What would be a closed-form formula that would determine the ith value of the sequence
1, 3, 11, 43, 171...
where each value is one minus the product of the previous value and 4?
Thanks!
What would be a closed-form formula that would determine the ith value of the sequence
1, 3, 11, 43, 171...
where each value is one minus the product of the previous value and 4?
Thanks!
The following is a simple way of solving the problem. The recurrence has the shape $y_{n+1}=4y_n-1$
It would be nice if the recurrence looked like $u_{n+1}=4u_n$
Then life would be easy. Unfortunately, we have that pesky $-1$ that spoils things!

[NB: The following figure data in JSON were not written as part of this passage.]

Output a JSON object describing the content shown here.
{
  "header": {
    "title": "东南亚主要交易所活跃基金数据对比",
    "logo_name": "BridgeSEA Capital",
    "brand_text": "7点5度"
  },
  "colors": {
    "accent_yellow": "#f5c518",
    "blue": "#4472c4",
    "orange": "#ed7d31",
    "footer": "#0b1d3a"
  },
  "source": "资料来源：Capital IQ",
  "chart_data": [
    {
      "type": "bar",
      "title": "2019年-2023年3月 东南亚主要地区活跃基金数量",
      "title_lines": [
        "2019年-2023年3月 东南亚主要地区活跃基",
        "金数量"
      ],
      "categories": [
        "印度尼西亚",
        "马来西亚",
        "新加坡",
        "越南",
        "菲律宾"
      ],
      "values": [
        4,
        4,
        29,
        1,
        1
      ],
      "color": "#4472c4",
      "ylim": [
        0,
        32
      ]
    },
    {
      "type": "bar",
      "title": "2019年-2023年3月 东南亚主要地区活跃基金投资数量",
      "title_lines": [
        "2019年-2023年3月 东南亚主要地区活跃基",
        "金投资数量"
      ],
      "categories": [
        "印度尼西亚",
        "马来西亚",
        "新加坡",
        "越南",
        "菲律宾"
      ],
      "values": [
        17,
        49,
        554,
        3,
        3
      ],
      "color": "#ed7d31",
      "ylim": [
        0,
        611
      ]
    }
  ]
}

So let's try for the next best thing. Could we transform our recurrence to something of the shape $y_{n+1}-a=4(y_n-a)$ where $a$ is a constant? Do a bit of arithmetic. We get $y_{n+1}=4y_n-3a$. If we choose $a=1/3$, we can get our recurrence into the desired shape.
Thus we can rewrite our recurrence as
$y_{n+1} -\frac{1}{3}=4\left(y_n -\frac{1}{3}\right)$
Temporarily, let $u_n=y_n-\frac{1}{3}$ for all $n$. Then $u_{n+1}=4u_n$
Now we have to decide whether we start our indices at $0$ or at $1$. Like many mathematicians, I prefer to start at $0$. (Starting at $1$ would not change things very much.)
We have $y_0=1$, so $u_0=1-1/3=2/3$. And because to get the "next" $u$ we multiply the previous $u$ by $4$, we have $u_n=\left(\frac{2}{3}\right)4^n$ But $y_n=u_n+1/3$. It follows that $y_n=\left(\frac{2}{3}\right)4^n +\frac{1}{3}$
Comment: Essentially the same method works for the recurrence $y_{n+1}=cy_n+d$ where $c$ and $d$ are constants, and the idea can be adapted to deal with many other situations.
The general formula is:
$a_n=\frac{2}{3}4^n+\frac{1}{3}$
This can be derived using the trick of converting a non-homogeneous difference equation, which in this case is $a_n=4a_{n-1}-1$, into a homogeneous one of a higher degree, which in this case is $a_{n+1}=5a_n-4a_{n-1}$. This has characteristic polynomial $x^2-5x+4=(x-4)(x-1)$, and therefore $a_n=\alpha 4^n+\beta 1^n$ for some $\alpha, \beta$. Solving the system $1=a_0=\alpha+\beta$ $3=a_1=4\alpha+\beta$ gives $\alpha=\frac{2}{3}$ and $\beta=\frac{1}{3}$.
The OEIS gives the closed form formula of this sequence to be $ \frac{2^{(2n+1)} + 1}{3}. $